Fransa'da bu tartışma, "insan hakları ve hukuk söyleminin 'İslam'ın cihatçı ruhuna' karşı laik Fransa'yı savunmasız bıraktığı yorumlarına" kadar geldi.
Hollanda'da Rutte'nin, Fransa'da Macron'un seçimleri kazanmış olmasıyla Avrupa'nın liberal imajını Le Pen ve Wilders gibi İslam düşmanı ırkçı siyasetçilerin mahvetmesinin önüne geçildiği görüşü tartışmanın derinliğini ıskalıyor. Ve aslında bugün Almanya, Hollanda, Fransa başta olmak üzere Avrupa'nın genelinde baş gösteren İslam düşmanlığını "aşırı sağ" kadar "aşırı liberalizm" de besliyor.
***
Sözgelimi bir hukuk tarihi profesörü olan Jean-Louis Harouel, “Batı Avrupa’nın sessiz bir fetihle karşı karşıya olduğunu, 'siyasal İslâm'ın Fransa’yı demokrasi yoluyla ele geçirebileceğini ve burkininin de bu fetihte bir etap olduğunu" iddia ediyor. Buradan bakınca Harouel nesli tükenmekte olan laik bir bunak gibi gözükebilir ama öyle değil. Bunlardan Avrupa'da çok var. 28 Şubat'ı Türkiye'ye yaşatanlar bunların yerli versiyonları değil miydi?
Militan laikliğin ana vatanı olan Fransa'daki bu trend giderek tüm Avrupa'da ana akım haline gelme eğiliminde. Müslümanlar II. Dünya Savaşı'na giderken Yahudilere yaşatılanların bugün de kendileri için muhtemel olduğu hissine kapılmış durumda.
***
Laikliğin bu aşırı yorumu üzerinden yapılan İslam düşmanlığı, liberalizmin aşırı yorumuyla da yapılıyor aslında.
Kuzey Avrupa'ya doğru çıktıkça İslami pratikler liberalizme tehdit olarak algılanıyor. İslam cinsiyetsizliğe, heteroseksüelliğe karşı diye anti demokratik bir inanç biçimi olarak niteleniyor ve DEAŞ ile özdeşleştiriliyor.
Geçen ayın başında Danimarka parlamentosunda alınan bir kararla inanca hakaret ve küfrü yasaklayan yasa oy çokluğuyla kaldırıldı.
İsteyen Kuran'a ve diğer dinlerin kutsal kitaplarına istediği gibi hakaret edebilecek. Mesela Kuran'ı yakabilecek. Buna karşı fiziksel tepki gösteren bir Müslüman ise liberal değerlere tahammülsüz sayılacak ve belki de hakkında yasal işlem yapılacak.

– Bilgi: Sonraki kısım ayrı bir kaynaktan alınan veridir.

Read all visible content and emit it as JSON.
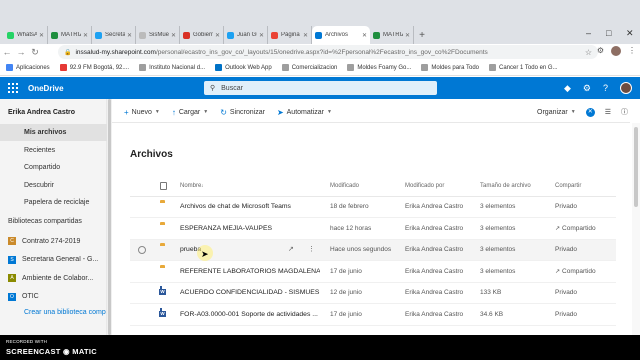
{
  "browser": {
    "tabs": [
      {
        "label": "WhatsAp",
        "color": "#25d366"
      },
      {
        "label": "MATRIZ",
        "color": "#1e8e3e"
      },
      {
        "label": "Secretari",
        "color": "#1da1f2"
      },
      {
        "label": "SisMuest",
        "color": "#bbbbbb"
      },
      {
        "label": "Gobierno",
        "color": "#d93025"
      },
      {
        "label": "Juan Guil",
        "color": "#1da1f2"
      },
      {
        "label": "Página p",
        "color": "#ea4335"
      },
      {
        "label": "Archivos",
        "color": "#0078d4"
      },
      {
        "label": "MATRIZ",
        "color": "#1e8e3e"
      }
    ],
    "active_tab_index": 7,
    "new_tab": "+",
    "url_host": "inssalud-my.sharepoint.com",
    "url_path": "/personal/ecastro_ins_gov_co/_layouts/15/onedrive.aspx?id=%2Fpersonal%2Fecastro_ins_gov_co%2FDocuments",
    "bookmarks": [
      {
        "label": "Aplicaciones",
        "color": "#4285f4"
      },
      {
        "label": "92.9 FM Bogotá, 92....",
        "color": "#e53935"
      },
      {
        "label": "Instituto Nacional d...",
        "color": "#9e9e9e"
      },
      {
        "label": "Outlook Web App",
        "color": "#0072c6"
      },
      {
        "label": "Comercializacion",
        "color": "#9e9e9e"
      },
      {
        "label": "Moldes Foamy Go...",
        "color": "#9e9e9e"
      },
      {
        "label": "Moldes para Todo",
        "color": "#9e9e9e"
      },
      {
        "label": "Cancer 1 Todo en G...",
        "color": "#9e9e9e"
      }
    ]
  },
  "suite": {
    "app_name": "OneDrive",
    "search_placeholder": "Buscar",
    "accent": "#0078d4"
  },
  "nav": {
    "user_name": "Erika Andrea Castro",
    "items": [
      {
        "label": "Mis archivos",
        "selected": true
      },
      {
        "label": "Recientes",
        "selected": false
      },
      {
        "label": "Compartido",
        "selected": false
      },
      {
        "label": "Descubrir",
        "selected": false
      },
      {
        "label": "Papelera de reciclaje",
        "selected": false
      }
    ],
    "shared_libraries_heading": "Bibliotecas compartidas",
    "sites": [
      {
        "label": "Contrato 274-2019",
        "letter": "C",
        "color": "#ca8a2b"
      },
      {
        "label": "Secretaria General - G...",
        "letter": "S",
        "color": "#0078d4"
      },
      {
        "label": "Ambiente de Colabor...",
        "letter": "A",
        "color": "#8a8a00"
      },
      {
        "label": "OTIC",
        "letter": "O",
        "color": "#0078d4"
      }
    ],
    "create_library": "Crear una biblioteca comp"
  },
  "commands": {
    "new": "Nuevo",
    "upload": "Cargar",
    "sync": "Sincronizar",
    "automate": "Automatizar",
    "sort": "Organizar"
  },
  "page_title": "Archivos",
  "columns": {
    "name": "Nombre",
    "modified": "Modificado",
    "modified_by": "Modificado por",
    "size": "Tamaño de archivo",
    "sharing": "Compartir"
  },
  "files": [
    {
      "type": "folder",
      "name": "Archivos de chat de Microsoft Teams",
      "modified": "18 de febrero",
      "by": "Erika Andrea Castro",
      "size": "3 elementos",
      "sharing": "Privado",
      "shared": false
    },
    {
      "type": "folder",
      "name": "ESPERANZA MEJÍA-VAUPÉS",
      "modified": "hace 12 horas",
      "by": "Erika Andrea Castro",
      "size": "3 elementos",
      "sharing": "Compartido",
      "shared": true
    },
    {
      "type": "folder",
      "name": "prueba",
      "modified": "Hace unos segundos",
      "by": "Erika Andrea Castro",
      "size": "3 elementos",
      "sharing": "Privado",
      "shared": false
    },
    {
      "type": "folder",
      "name": "REFERENTE LABORATORIOS MAGDALENA-...",
      "modified": "17 de junio",
      "by": "Erika Andrea Castro",
      "size": "3 elementos",
      "sharing": "Compartido",
      "shared": true
    },
    {
      "type": "word",
      "name": "ACUERDO CONFIDENCIALIDAD - SISMUES...",
      "modified": "12 de junio",
      "by": "Erika Andrea Castro",
      "size": "133 KB",
      "sharing": "Privado",
      "shared": false
    },
    {
      "type": "word",
      "name": "FOR-A03.0000-001 Soporte de actividades ...",
      "modified": "17 de junio",
      "by": "Erika Andrea Castro",
      "size": "34.6 KB",
      "sharing": "Privado",
      "shared": false
    }
  ],
  "watermark": {
    "line1": "RECORDED WITH",
    "line2": "SCREENCAST ◉ MATIC"
  }
}
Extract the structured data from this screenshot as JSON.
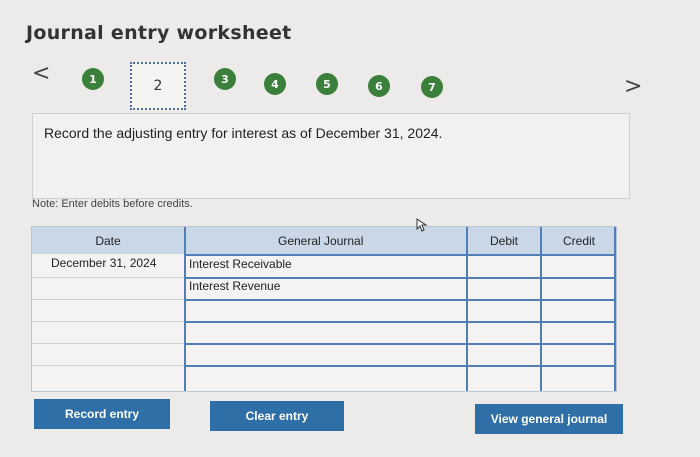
{
  "header": {
    "title": "Journal entry worksheet"
  },
  "nav": {
    "prev": "<",
    "next": ">",
    "steps": [
      "1",
      "2",
      "3",
      "4",
      "5",
      "6",
      "7"
    ],
    "current_step": "2"
  },
  "instruction": "Record the adjusting entry for interest as of December 31, 2024.",
  "note": "Note: Enter debits before credits.",
  "table": {
    "headers": {
      "date": "Date",
      "journal": "General Journal",
      "debit": "Debit",
      "credit": "Credit"
    },
    "rows": [
      {
        "date": "December 31, 2024",
        "account": "Interest Receivable",
        "debit": "",
        "credit": ""
      },
      {
        "date": "",
        "account": "Interest Revenue",
        "debit": "",
        "credit": ""
      },
      {
        "date": "",
        "account": "",
        "debit": "",
        "credit": ""
      },
      {
        "date": "",
        "account": "",
        "debit": "",
        "credit": ""
      },
      {
        "date": "",
        "account": "",
        "debit": "",
        "credit": ""
      },
      {
        "date": "",
        "account": "",
        "debit": "",
        "credit": ""
      }
    ]
  },
  "buttons": {
    "record": "Record entry",
    "clear": "Clear entry",
    "view": "View general journal"
  }
}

Özelikle kıta Avrupa'sında kutsal değerlerin giderek erozyona uğradığı, dini ya da felsefi anlamda kutsal her şeyin buharlaştığı düşünülürse onlar için bir sorun yok. Peki ya Müslümanlar için böyle bir dünyada yaşamak nasıl mümkün olacak.
'Militan liberalizm' de tıpkı 'militan laiklik' gibi İslam'ı tehdit olarak görüyor. Burkiniyi ve başörtüsünü yasaklayarak ne yapmak istiyorsa inanca hakaret ve küfrü yasak olmaktan çıkarmakla da aslında aynı şeyi yapıyor; çok kültürlülüğün altına kocaman bir dinamit yerleştiriyor.
Avrupa bundan sonra Müslümanlar için hızla yaşanamaz bir yer haline gelebilir. Bu karar ve uygulamaların amacı da muhtemelen bu.